Ты в жизни дала мне так много и так безоглядно, что меня мучает совесть за мою вынужденную неблагодарность - я не смог вернуть тебе даже части… так скоро всё оборвалось, и так трудно подняться на твои высоты.
И знаешь ещё что? Никого не виня и ни о чем не сетуя (ты догадываешься, о чём я), я благодарен безмерно твоим родителям, что ты есть на свете.
Я переступаю черту. Любимая. Моя любимая. Единственная.
Я знаю, что ты никогда не забудешь меня, что я останусь в тебе навсегда тоже и столько места занимаю там, в твоей душе, в твоём сердце… потому что только ты могла подарить такую огромную щедрую любовь, только ты могла её безоглядно дать кому-то: посчастливилось мне! А это забыть невозможно!
Я, навсегда твой… твой… твой…
".
Он не стал перечитывать. Сложил листок вчетверо и засунул в карман куртки, потом в коридоре на стеллаже под газетами схватил несколько листов большого формата с конторскими графами и на обороте дописал кусок в повесть.
"Я не видел Милку целую неделю. Впереди была суббота. Родители решили, что в новую школу надо идти с понедельника. Значит, я опять не увижу Милку, а там…

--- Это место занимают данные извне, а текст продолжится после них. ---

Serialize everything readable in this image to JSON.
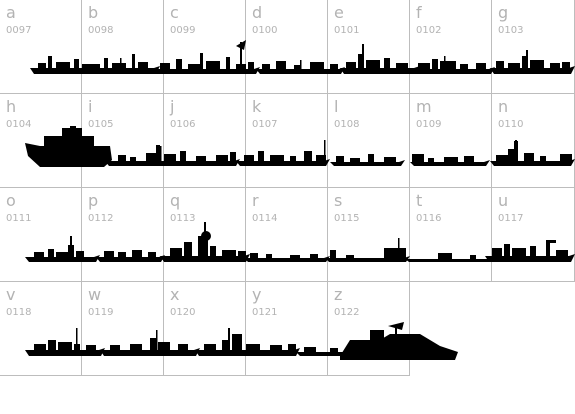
{
  "colors": {
    "glyph": "#000000",
    "label": "#b3b3b3",
    "grid": "#bdbdbd",
    "background": "#ffffff"
  },
  "glyphs": [
    {
      "letter": "a",
      "code": "0097"
    },
    {
      "letter": "b",
      "code": "0098"
    },
    {
      "letter": "c",
      "code": "0099"
    },
    {
      "letter": "d",
      "code": "0100"
    },
    {
      "letter": "e",
      "code": "0101"
    },
    {
      "letter": "f",
      "code": "0102"
    },
    {
      "letter": "g",
      "code": "0103"
    },
    {
      "letter": "h",
      "code": "0104"
    },
    {
      "letter": "i",
      "code": "0105"
    },
    {
      "letter": "j",
      "code": "0106"
    },
    {
      "letter": "k",
      "code": "0107"
    },
    {
      "letter": "l",
      "code": "0108"
    },
    {
      "letter": "m",
      "code": "0109"
    },
    {
      "letter": "n",
      "code": "0110"
    },
    {
      "letter": "o",
      "code": "0111"
    },
    {
      "letter": "p",
      "code": "0112"
    },
    {
      "letter": "q",
      "code": "0113"
    },
    {
      "letter": "r",
      "code": "0114"
    },
    {
      "letter": "s",
      "code": "0115"
    },
    {
      "letter": "t",
      "code": "0116"
    },
    {
      "letter": "u",
      "code": "0117"
    },
    {
      "letter": "v",
      "code": "0118"
    },
    {
      "letter": "w",
      "code": "0119"
    },
    {
      "letter": "x",
      "code": "0120"
    },
    {
      "letter": "y",
      "code": "0121"
    },
    {
      "letter": "z",
      "code": "0122"
    }
  ]
}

Вечером я улизнул из дома, сказал, что пойду к Шурке через улицу и поделаю пропущенные уроки. Было уже холодно. Даже когда я обнимал ствол берёзы ногами, чувствовал, какой он холодный. В третьем ряду от земли я выбрал ветку потолще и стал осторожно пробираться по ней, как белка. На середине остановился, оседлал её и обвязал концом нитки, смотанной с катушки. Потом отпустил нитку подлиннее, прикрепил на самый конец согнутый гвоздь сильно ржавый, чтобы нитка по нему не соскользнула, убедился, что он повис и не достаёт земли, и тогда бросил катушку в густую пожухлую траву.

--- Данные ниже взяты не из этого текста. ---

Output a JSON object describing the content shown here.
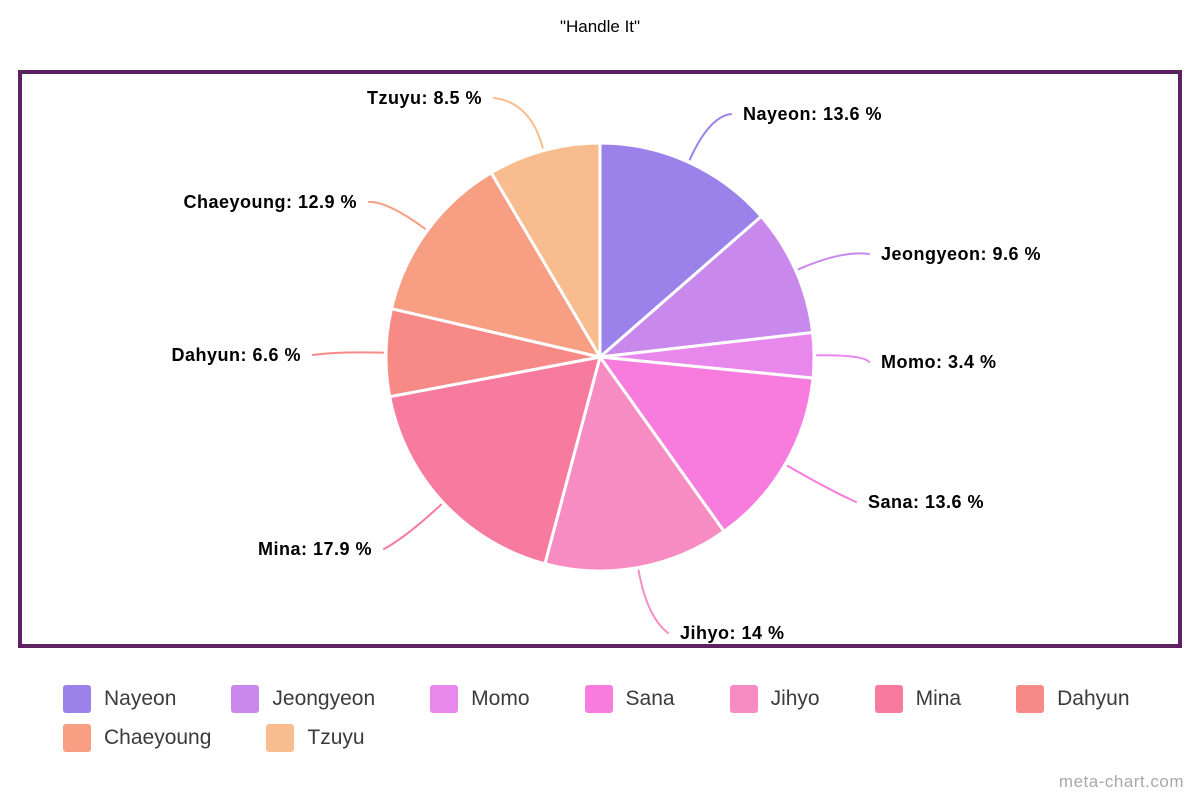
{
  "title": "\"Handle It\"",
  "watermark": "meta-chart.com",
  "frame": {
    "border_color": "#5d2361"
  },
  "chart_data": {
    "type": "pie",
    "title": "\"Handle It\"",
    "unit": "%",
    "start_angle_deg": 0,
    "direction": "clockwise",
    "legend_position": "bottom",
    "label_format": "{name}: {value} %",
    "categories": [
      "Nayeon",
      "Jeongyeon",
      "Momo",
      "Sana",
      "Jihyo",
      "Mina",
      "Dahyun",
      "Chaeyoung",
      "Tzuyu"
    ],
    "values": [
      13.6,
      9.6,
      3.4,
      13.6,
      14,
      17.9,
      6.6,
      12.9,
      8.5
    ],
    "colors": [
      "#9b82ea",
      "#c989ec",
      "#e887ec",
      "#f77cdd",
      "#f78cc3",
      "#f77b9e",
      "#f78a87",
      "#f89e82",
      "#f9bc8e"
    ],
    "slice_separator_color": "#ffffff",
    "label_text_color": "#000000",
    "legend_text_color": "#3b3b3b"
  }
}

Я уже спускался по стволу, когда кто-то приоткрыл дверь. Я замер и прижался к стволу. Всё равно меня было видно… но это если вглядеться… а если не шуметь и не двигаться, кому это надо всматриваться… я услышал, как Пуриц кашляет и зовёт: "Асе! Асе!" и дверь снова захлопнулась.

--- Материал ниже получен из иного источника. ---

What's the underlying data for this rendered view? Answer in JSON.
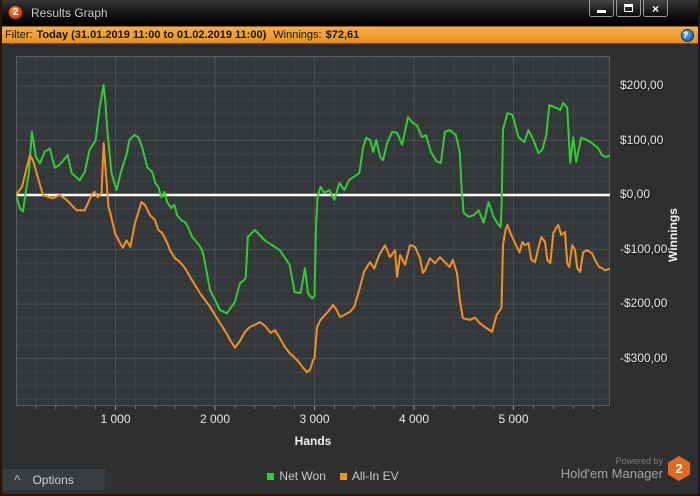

Последнее время мне ужасно не везло. Что ни делал - всё поперёк получалось… и драка эта, и педсовет, и исключение… и теперь предстоящая новая школа… у меня даже неуверенность появилась от невезучести - за что ни возьмусь, совершенная ерунда получается… но на этот раз мне уж очень хотелось, чтобы всё обошлось… сейчас я спущусь до земли и спрячусь за сосной, которая подальше от дома, и ствол у неё потолще… а потом оттяну ниточкой гвоздь и буду ждать, когда в Милкиной комнате загорится свет, тогда я отпущу натянутую нитку, и…
Дзыннннь… Милка отодвинула занавеску. Было уже очень поздно, наверное. Я боялся, что родители пойдут меня искать, не обнаружат, и тогда вообще кошмар… даже страшно подумать, что будет… но Милка уже шарила взглядом по двору и, конечно, ничего не видела… тогда я мигнул фонариком через синее сигнальное стёклышко, батарейка давно еле-еле дышала, но всё же она заметила и наверняка поняла, что это я, - ни у кого больше не было синего стёклышка в фонарике, и я при ней сказал Лёхе, что ни за что его ни на что не сменяю, потому что он отцовский и с войны.
Она тихонько приоткрыла левую створку и высунула голову за занавеску… а я уже стоял тут, на завалинке и, когда Милка положила подбородок на подоконник, чтобы меня лучше рассмотреть, мы просто почти уткнулись лицо в лицо.
- Я всё знаю, Додик, - зашептала Милка, - ты совсем с ума сошёл… что теперь будет?!
- Ничего, - я постарался сказать это, будто мне всё равно.
- Ты что же, теперь будешь за линию в школу ходить?
- Конечно. Только с меня уже слово взяли, что не через рельсы, а под землёй.
- Фу, - Милка даже зажмурилась, - там всегда кошками воняет… и очень опасно! Мама никогда меня одну не отпускает даже к тёте Фире.